A set of patches merged via the networking pull request for the Linux 6.18 will help servers better cope with distributed denial of service “DDoS” attacks. Thanks to a Google engineer there are some significant optimizations found in the Linux 6.18 kernel code for more efficiently handling of UDP receive performance under stress, such as in DDoS scenarios.
Merged for Linux 6.18 as part of the networking changes is this patch series from Google engineer Eric Dumazet. Dumazet explains there:
“This series is the result of careful analysis of UDP stack, to optimize the receive side, especially when under one or several UDP sockets are receiving a DDOS attack.
I have measured a 47 % increase of throughput when using IPv6 UDP packets with 120 bytes of payload, under DDOS.
16 cpus are receiving traffic targeting a single socket.
Even after adding NUMA aware drop counters, we were suffering from false sharing between packet producers and the consumer.
1) First four patches are shrinking struct ipv6_pinfo size and reorganize fields to get more efficient TX path. They should also benefit TCP, by removing one cache line miss.
2) patches 5 & 6 changes how sk->sk_rmem_alloc is read and updated. They reduce reduce spinlock contention on the busylock.
3) Patches 7 & 8 change the ordering of sk_backlog (including sk_rmem_alloc) sk_receive_queue and sk_drop_counters for better data locality.
4) Patch 9 removes the hashed array of spinlocks in favor of a per-udp-socket one.
5) Final patch adopts skb_attempt_defer_free(), after TCP got good results with it.”
A 47% increase of throughput in this receiving of DDoS scenario!
Eric Dumazet further added in this patch alone being able to process 14.2M more packets per second while under attack on an Intel Xeon Linux server:
“busylock was protecting UDP sockets against packet floods, but unfortunately was not protecting the host itself.
Under stress, many cpus could spin while acquiring the busylock, and NIC had to drop packets. Or packets would be dropped in cpu backlog if RPS/RFS were in place.

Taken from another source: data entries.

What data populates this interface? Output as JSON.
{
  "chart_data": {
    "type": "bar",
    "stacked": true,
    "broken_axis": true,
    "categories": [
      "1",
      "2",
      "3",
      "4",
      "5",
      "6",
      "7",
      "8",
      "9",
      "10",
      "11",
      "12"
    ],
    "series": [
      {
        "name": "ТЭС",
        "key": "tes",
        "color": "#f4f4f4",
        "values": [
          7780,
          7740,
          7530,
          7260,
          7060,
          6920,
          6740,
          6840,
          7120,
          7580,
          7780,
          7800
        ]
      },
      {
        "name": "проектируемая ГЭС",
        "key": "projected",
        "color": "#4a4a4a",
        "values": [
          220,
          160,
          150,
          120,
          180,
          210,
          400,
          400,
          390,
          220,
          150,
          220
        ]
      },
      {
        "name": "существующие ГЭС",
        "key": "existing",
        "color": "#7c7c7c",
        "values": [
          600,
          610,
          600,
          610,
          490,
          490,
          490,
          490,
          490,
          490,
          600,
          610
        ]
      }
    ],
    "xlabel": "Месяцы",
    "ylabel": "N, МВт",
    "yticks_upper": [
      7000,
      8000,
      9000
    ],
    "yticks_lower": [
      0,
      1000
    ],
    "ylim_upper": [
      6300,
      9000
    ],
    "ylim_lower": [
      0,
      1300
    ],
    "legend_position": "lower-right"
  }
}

This patch replaces the busylock by intermediate lockless queues. (One queue per NUMA node).
This means that fewer number of cpus have to acquire the UDP receive queue lock.
Most of the cpus can either:
– immediately drop the packet.
– or queue it in their NUMA aware lockless queue.Then one of the cpu is chosen to process this lockless queue in a batch.
The batch only contains packets that were cooked on the same NUMA node, thus with very limited latency impact.
Tested:
DDOS targeting a victim UDP socket, on a platform with 6 NUMA nodes (Intel(R) Xeon(R) 6985P-C)
Before:
nstat -n ; sleep 1 ; nstat | grep Udp
Udp6InDatagrams 1004179 0.0
Udp6InErrors 3117 0.0
Udp6RcvbufErrors 3117 0.0After:
nstat -n ; sleep 1 ; nstat | grep Udp
Udp6InDatagrams 1116633 0.0
Udp6InErrors 14197275 0.0
Udp6RcvbufErrors 14197275 0.0We can see this host can now process 14.2 M more packets per second while under attack, and the victim socket can receive 11 % more packets.”
The timing of this work landing for Linux 6.18 is great with this kernel version expected to become this year’s Long Term Support (LTS) kernel version and thus will see a lot of enterprise/server use moving forward.